05’50’’ Alors ce monde qu’on cherchait depuis le début... là, ça a presque l’air... je suis trop rapide en un sens parce que c’est une conséquence de ce qu’on a dit. Il n’y a plus aucun problème à ce niveau. On va voir qu’il y a d’autres problèmes, mais il n’y a aucun problème... Si vous avez compris ce que c’est qu’une notion commune, par exemple le mouvement de la vague et le mouvement de mon corps en tant qu’ils se composent, c’est une notion absolument univoque. Seul le mauvais nageur est équivoque, seul le mauvais danseur est équivoque. Le bon danseur, c’est une expression univoque. Forcément... c’est ça le monde de la lumière. Est-ce que c’est ça seulement ? Non ! Un dernier effort... Un dernier effort, ce serait quoi ? On n’a pas tout atteint encore... qu’est-ce qu’il y a d’autre ? Vous voyez, j’ai déjà deux niveaux : les corps envisagés dans les effets qu’ils ont les uns sur les autres, ça c’est l’affection inadéquate. Deuxième niveau : les corps envisagés dans les rapports qui se composent, ça c’est la notion commune ou l’idée adéquate.

07’13’’ Est-ce que j’ai tout dit de ce qu’il y a dans le monde ? Non... J’ai pas dit... j’ai pas dit un terme qui intervient constamment dans Spinoza, à savoir : les essences. Les corps envisagés dans leurs essences. Ah ça, ça va être très important pour notre avenir. Alors, la notion commune, c’est pas l’idée d’une essence ? Non, ça ne pouvait pas l’être ! Qu’est-ce que c’est qu’une notion commune ?

07’50’’ Là, vous me permettez une rapide parenthèse terminologique, parce que encore une fois, je crois tellement que en philosophie il y a une terminologie très... très simple, mais que si vous ne l’avez pas, vous ne pouvez pas comprendre... Il est très fâcheux de confondre deux choses. Il est très fâcheux de confondre terminologiquement ce qu’on appelle une idée abstraite et ce qu’on appelle une idée générale. La différence, elle est très importante. L’idée abstraite, c’est un drôle de truc, au point que personne ne sait s’il y en a. C’est pas Spinoza, là, mais j’en ai besoin pour Spinoza, c’est des remarques de terminologie.
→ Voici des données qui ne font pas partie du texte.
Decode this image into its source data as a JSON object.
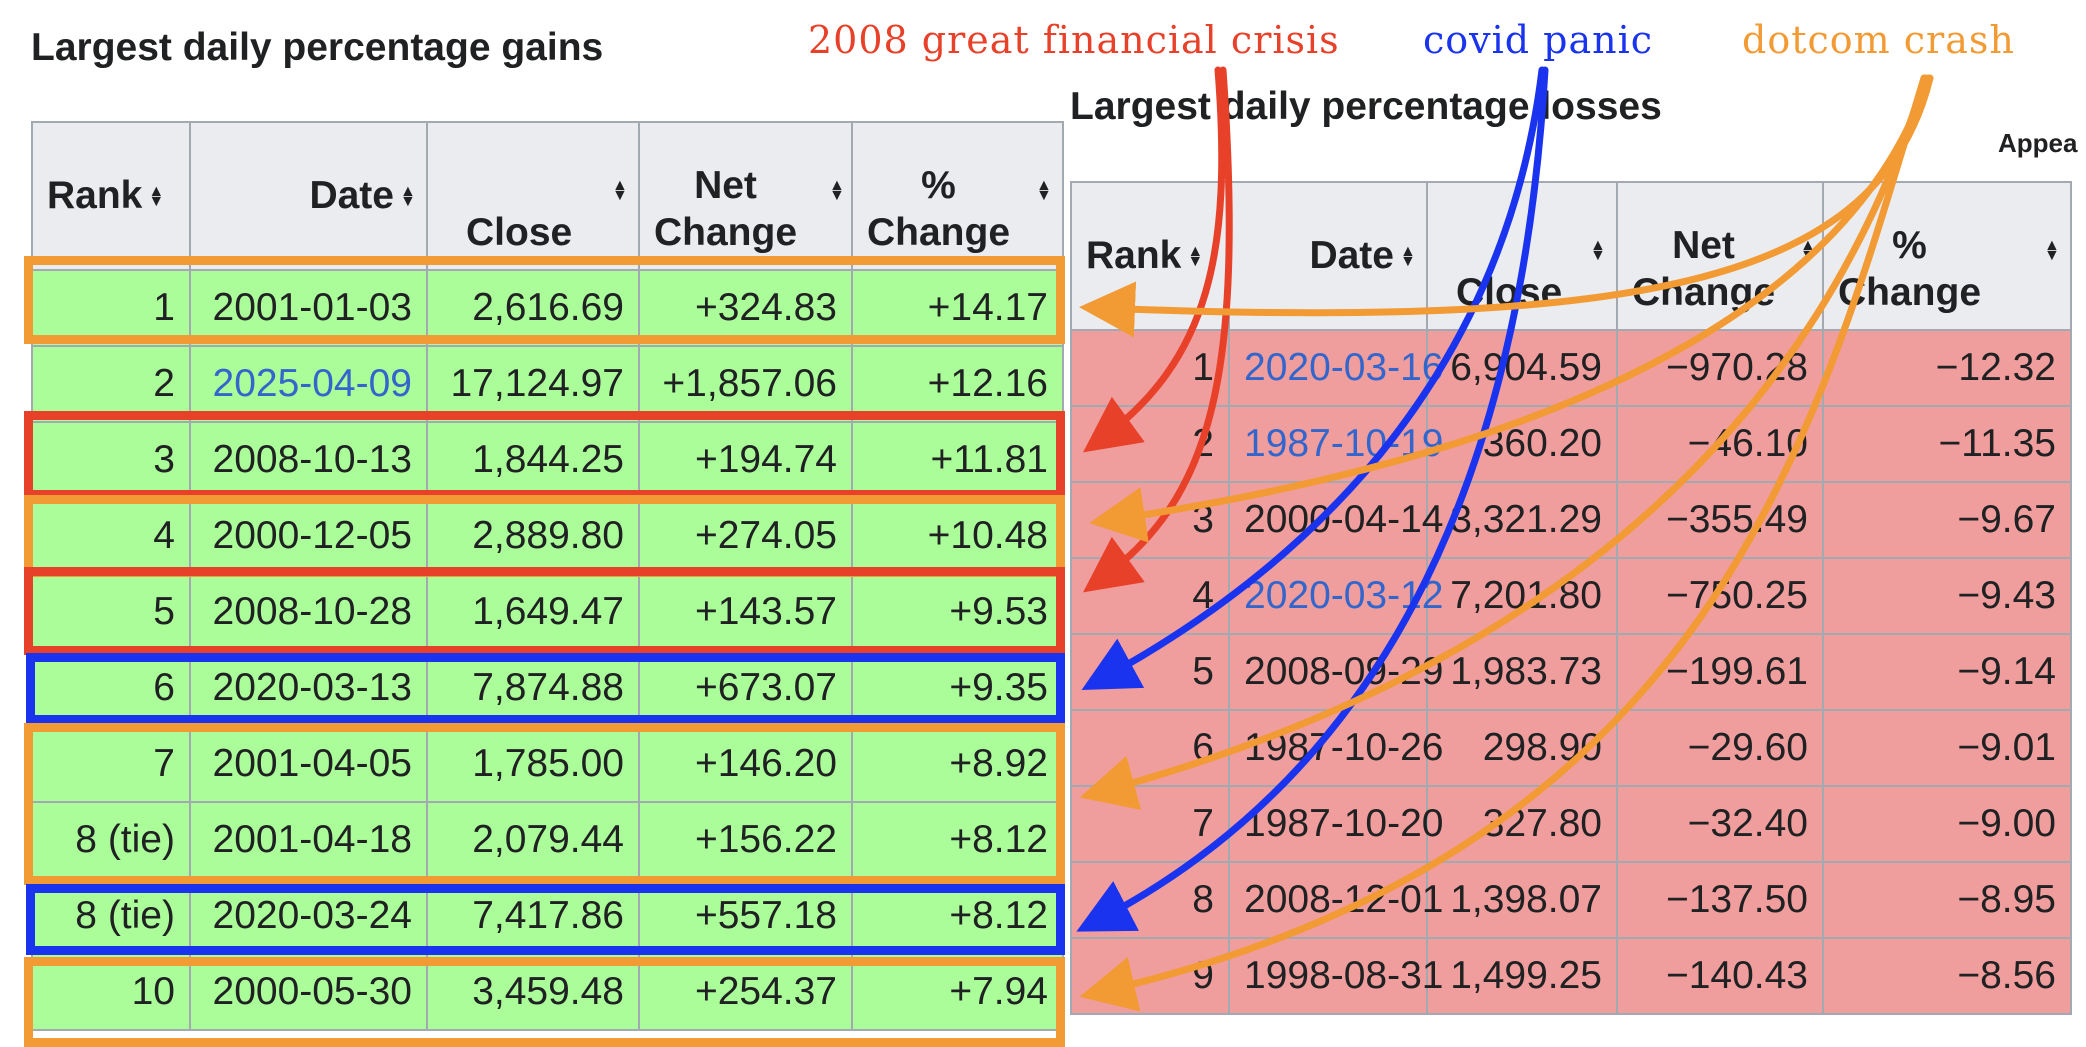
{
  "gains": {
    "title": "Largest daily percentage gains",
    "headers": {
      "rank": "Rank",
      "date": "Date",
      "close": "Close",
      "net_1": "Net",
      "net_2": "Change",
      "pct_1": "%",
      "pct_2": "Change"
    },
    "rows": [
      {
        "rank": "1",
        "date": "2001-01-03",
        "close": "2,616.69",
        "net": "+324.83",
        "pct": "+14.17"
      },
      {
        "rank": "2",
        "date": "2025-04-09",
        "close": "17,124.97",
        "net": "+1,857.06",
        "pct": "+12.16"
      },
      {
        "rank": "3",
        "date": "2008-10-13",
        "close": "1,844.25",
        "net": "+194.74",
        "pct": "+11.81"
      },
      {
        "rank": "4",
        "date": "2000-12-05",
        "close": "2,889.80",
        "net": "+274.05",
        "pct": "+10.48"
      },
      {
        "rank": "5",
        "date": "2008-10-28",
        "close": "1,649.47",
        "net": "+143.57",
        "pct": "+9.53"
      },
      {
        "rank": "6",
        "date": "2020-03-13",
        "close": "7,874.88",
        "net": "+673.07",
        "pct": "+9.35"
      },
      {
        "rank": "7",
        "date": "2001-04-05",
        "close": "1,785.00",
        "net": "+146.20",
        "pct": "+8.92"
      },
      {
        "rank": "8 (tie)",
        "date": "2001-04-18",
        "close": "2,079.44",
        "net": "+156.22",
        "pct": "+8.12"
      },
      {
        "rank": "8 (tie)",
        "date": "2020-03-24",
        "close": "7,417.86",
        "net": "+557.18",
        "pct": "+8.12"
      },
      {
        "rank": "10",
        "date": "2000-05-30",
        "close": "3,459.48",
        "net": "+254.37",
        "pct": "+7.94"
      }
    ]
  },
  "losses": {
    "title": "Largest daily percentage losses",
    "headers": {
      "rank": "Rank",
      "date": "Date",
      "close": "Close",
      "net_1": "Net",
      "net_2": "Change",
      "pct_1": "%",
      "pct_2": "Change"
    },
    "rows": [
      {
        "rank": "1",
        "date": "2020-03-16",
        "close": "6,904.59",
        "net": "−970.28",
        "pct": "−12.32"
      },
      {
        "rank": "2",
        "date": "1987-10-19",
        "close": "360.20",
        "net": "−46.10",
        "pct": "−11.35"
      },
      {
        "rank": "3",
        "date": "2000-04-14",
        "close": "3,321.29",
        "net": "−355.49",
        "pct": "−9.67"
      },
      {
        "rank": "4",
        "date": "2020-03-12",
        "close": "7,201.80",
        "net": "−750.25",
        "pct": "−9.43"
      },
      {
        "rank": "5",
        "date": "2008-09-29",
        "close": "1,983.73",
        "net": "−199.61",
        "pct": "−9.14"
      },
      {
        "rank": "6",
        "date": "1987-10-26",
        "close": "298.90",
        "net": "−29.60",
        "pct": "−9.01"
      },
      {
        "rank": "7",
        "date": "1987-10-20",
        "close": "327.80",
        "net": "−32.40",
        "pct": "−9.00"
      },
      {
        "rank": "8",
        "date": "2008-12-01",
        "close": "1,398.07",
        "net": "−137.50",
        "pct": "−8.95"
      },
      {
        "rank": "9",
        "date": "1998-08-31",
        "close": "1,499.25",
        "net": "−140.43",
        "pct": "−8.56"
      }
    ]
  },
  "annotations": {
    "gfc": {
      "label": "2008 great financial crisis",
      "color": "#e8412a"
    },
    "covid": {
      "label": "covid panic",
      "color": "#1a33ee"
    },
    "dotcom": {
      "label": "dotcom crash",
      "color": "#f29a34"
    }
  },
  "sidebar": {
    "appearance": "Appea"
  }
}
Personne ne sait si ça existe, un truc comme une idée abstraite. Qu’est-ce que ce serait ? Si il y en a, qu’est-ce que ce serait ? Je fais un exemple, prenons des exemples : vous voyez, j’ai mes lunettes là, sur la feuille de papier. Je... j’extrais... -elles sont posées sur la feuille de papier, hein... J’extrais mes lunettes de la feuille de papier. Est-ce une abstraction ? Vous riez, et vous me dites : évidemment non, ce n’est pas une abstraction. Car même vos lunettes posées sur la feuille de papier, il y avait une distinction dite « réelle » entre vos lunettes et la feuille de papier, et pas une distinction de raison. Donc, là je ne fais pas une abstraction, je fais une séparation. Ça va ? Oui.
-  Stade supérieur... (bruit de feuille de papier) -mes lunettes étaient séparables de la feuille de papier.
-  Second stade : qu’est-ce qu’on pourrait appeler une sélection ? Je fais une sélection, et plus une séparation... (bruit de feuille de papier) Voilà...feuille de papier... je la prends pour elle-même...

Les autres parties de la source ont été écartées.